O presidente da Sociedade Brasileira para o Progresso da Ciência (SBPC), Renato Janine, destaca que a iniciativa é bem-vinda, uma vez que é importante dar condições para que os cientistas brasileiros retornem ao país, mas diz que não acredita que bons cientistas voltem ao Brasil por dinheiro.
— Eu acredito que bons cientistas que queiram voltar virão para cá porque sentem um compromisso com o Brasil, porque em termos de valores, o Brasil não é competitivo. Cientistas, vamos dizer, de “alto gabarito”, têm mais recursos do que isso, e não estou falando de salário no bolso, mas de qualidade de laboratórios e acesso a material, o que se tornou muito caro nas últimas décadas. Então, para quem o dinheiro é fundamental, esse programa não é extremamente atrativo — avalia Janine.
O pesquisador deixa claro que ninguém é contra a medida, propriamente, mas que existe uma preocupação da comunidade acadêmica de que a iniciativa gere sacrifícios para os cientistas que seguem trabalhando no Brasil mesmo com “todo o desastre que foram os últimos anos, toda a perseguição na ciência, todo o corte de verbas”. Janine considera importante investir em quem está no país, que, muitas vezes, encontra poucas perspectivas de atuação, diante de falta de concursos públicos e vagas, que são mais almejadas do que bolsas, que não são permanentes.
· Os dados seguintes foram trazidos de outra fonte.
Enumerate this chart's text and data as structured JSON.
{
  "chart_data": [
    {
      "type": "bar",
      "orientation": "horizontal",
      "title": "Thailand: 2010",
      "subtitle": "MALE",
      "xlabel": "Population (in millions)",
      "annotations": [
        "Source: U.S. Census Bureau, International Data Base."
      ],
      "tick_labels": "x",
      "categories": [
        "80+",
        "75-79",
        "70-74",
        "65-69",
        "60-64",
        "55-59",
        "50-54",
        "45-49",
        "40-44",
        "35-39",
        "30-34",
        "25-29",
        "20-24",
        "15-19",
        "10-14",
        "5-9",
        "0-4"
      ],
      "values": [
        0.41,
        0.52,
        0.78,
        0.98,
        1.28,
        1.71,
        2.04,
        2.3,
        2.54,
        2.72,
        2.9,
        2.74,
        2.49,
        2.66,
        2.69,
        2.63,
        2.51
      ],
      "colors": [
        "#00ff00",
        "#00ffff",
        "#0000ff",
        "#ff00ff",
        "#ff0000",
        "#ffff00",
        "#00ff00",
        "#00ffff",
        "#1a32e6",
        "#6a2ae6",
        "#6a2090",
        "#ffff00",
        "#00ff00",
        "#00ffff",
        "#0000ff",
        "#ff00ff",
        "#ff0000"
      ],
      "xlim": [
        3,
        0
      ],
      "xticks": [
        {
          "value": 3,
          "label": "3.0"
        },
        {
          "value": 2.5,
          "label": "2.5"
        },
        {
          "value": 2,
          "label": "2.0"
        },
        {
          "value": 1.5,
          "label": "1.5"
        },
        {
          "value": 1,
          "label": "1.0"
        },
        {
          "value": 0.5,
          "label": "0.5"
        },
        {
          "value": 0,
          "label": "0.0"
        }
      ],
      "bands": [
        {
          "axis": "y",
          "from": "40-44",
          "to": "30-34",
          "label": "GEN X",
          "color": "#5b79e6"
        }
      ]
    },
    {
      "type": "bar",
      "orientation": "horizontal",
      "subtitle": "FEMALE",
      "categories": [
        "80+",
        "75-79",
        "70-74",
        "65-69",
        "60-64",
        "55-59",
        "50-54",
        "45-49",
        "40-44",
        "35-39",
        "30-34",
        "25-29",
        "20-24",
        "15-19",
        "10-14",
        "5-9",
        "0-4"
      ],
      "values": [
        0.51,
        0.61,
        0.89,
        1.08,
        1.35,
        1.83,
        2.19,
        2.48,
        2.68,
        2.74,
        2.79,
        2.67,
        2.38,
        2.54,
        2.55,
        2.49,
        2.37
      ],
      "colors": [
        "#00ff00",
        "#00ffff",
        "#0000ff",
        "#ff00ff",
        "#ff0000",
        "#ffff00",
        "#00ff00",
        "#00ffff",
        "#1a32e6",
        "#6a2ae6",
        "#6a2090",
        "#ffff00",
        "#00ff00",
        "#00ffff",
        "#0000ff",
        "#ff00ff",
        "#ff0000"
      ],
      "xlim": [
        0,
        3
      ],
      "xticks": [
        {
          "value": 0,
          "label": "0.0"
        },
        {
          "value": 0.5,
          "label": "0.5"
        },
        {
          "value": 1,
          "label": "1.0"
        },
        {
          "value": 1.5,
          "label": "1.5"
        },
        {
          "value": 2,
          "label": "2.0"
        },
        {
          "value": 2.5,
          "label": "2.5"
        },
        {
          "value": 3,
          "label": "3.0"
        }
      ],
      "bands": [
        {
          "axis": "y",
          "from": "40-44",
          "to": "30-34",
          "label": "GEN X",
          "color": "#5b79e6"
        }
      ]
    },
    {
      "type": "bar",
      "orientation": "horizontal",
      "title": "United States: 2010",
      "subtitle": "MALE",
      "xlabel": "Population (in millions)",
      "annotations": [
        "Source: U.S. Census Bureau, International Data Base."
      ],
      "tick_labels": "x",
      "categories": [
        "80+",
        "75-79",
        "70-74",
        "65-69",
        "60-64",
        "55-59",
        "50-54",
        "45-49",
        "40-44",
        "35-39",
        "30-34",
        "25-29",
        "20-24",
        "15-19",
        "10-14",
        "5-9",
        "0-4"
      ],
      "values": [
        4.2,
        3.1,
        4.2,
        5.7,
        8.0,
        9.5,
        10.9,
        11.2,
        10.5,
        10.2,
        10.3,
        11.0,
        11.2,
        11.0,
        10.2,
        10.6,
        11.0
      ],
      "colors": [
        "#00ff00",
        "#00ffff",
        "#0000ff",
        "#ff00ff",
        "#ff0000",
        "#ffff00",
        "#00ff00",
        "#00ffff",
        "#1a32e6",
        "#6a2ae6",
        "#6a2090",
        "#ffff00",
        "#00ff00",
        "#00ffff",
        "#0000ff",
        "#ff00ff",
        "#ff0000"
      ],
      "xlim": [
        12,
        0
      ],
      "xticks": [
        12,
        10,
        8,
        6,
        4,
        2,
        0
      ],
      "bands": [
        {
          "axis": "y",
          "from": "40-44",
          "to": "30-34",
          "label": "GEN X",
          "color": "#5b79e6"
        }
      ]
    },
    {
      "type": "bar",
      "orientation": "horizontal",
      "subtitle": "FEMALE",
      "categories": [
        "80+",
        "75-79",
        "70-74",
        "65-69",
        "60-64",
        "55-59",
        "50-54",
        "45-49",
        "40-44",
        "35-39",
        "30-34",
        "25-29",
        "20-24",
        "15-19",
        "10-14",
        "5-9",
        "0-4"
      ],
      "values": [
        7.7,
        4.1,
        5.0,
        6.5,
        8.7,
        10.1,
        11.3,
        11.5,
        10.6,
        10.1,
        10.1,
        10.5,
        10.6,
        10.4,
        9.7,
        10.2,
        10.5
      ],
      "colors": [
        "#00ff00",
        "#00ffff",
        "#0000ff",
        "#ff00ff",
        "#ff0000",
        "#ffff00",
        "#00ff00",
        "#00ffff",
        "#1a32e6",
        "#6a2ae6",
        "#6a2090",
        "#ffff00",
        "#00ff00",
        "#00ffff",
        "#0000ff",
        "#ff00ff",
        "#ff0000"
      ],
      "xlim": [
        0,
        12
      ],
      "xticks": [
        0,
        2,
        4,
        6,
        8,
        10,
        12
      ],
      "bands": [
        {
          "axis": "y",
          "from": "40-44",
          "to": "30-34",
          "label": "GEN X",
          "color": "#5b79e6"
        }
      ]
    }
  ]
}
Helena Nader, presidente da Academia Brasileira de Ciências (ABC), também afirma não ser contra a iniciativa, mas diz que critica o descuido “dentro de casa”.
— Quando eu vejo o valor da bolsa de mestrado e de doutorado, que é para uma pessoa que já fez uma faculdade, ela não consegue sobreviver com aquele recurso. Por isso, a demanda diminuiu, ainda mais que essas pessoas não têm vale-refeição, vale-transporte, plano de saúde. Os benefícios concedidos por esse programa são extremamente importantes, mas não estamos oferecendo o mesmo para quem está aqui segurando a tocha — pontua Helena.
Para a acadêmica, quando a demanda por bolsas registrada nas chamadas de órgãos como o CNPq é muito maior do que o número de bolsas abertas, a mensagem passada aos jovens é de que não há emprego para eles no Brasil, e é assim que a “fuga de cérebros”, mais comumente chamada entre os pesquisadores de “diáspora científica”, passa a acontecer.
— A gente tinha que fazer um programa em parceria com a indústria que dissesse “vamos, vocês entram com um valor, nós com outro, e vamos pôr esses jovens dentro da indústria, para fazer a neo-industrialização, que vai depender das neo-cabeças desses jovens” — pondera a presidente da ABC, que ressalta que o país forma bons cientistas e o Exterior “leva de graça”, sem ter que investir.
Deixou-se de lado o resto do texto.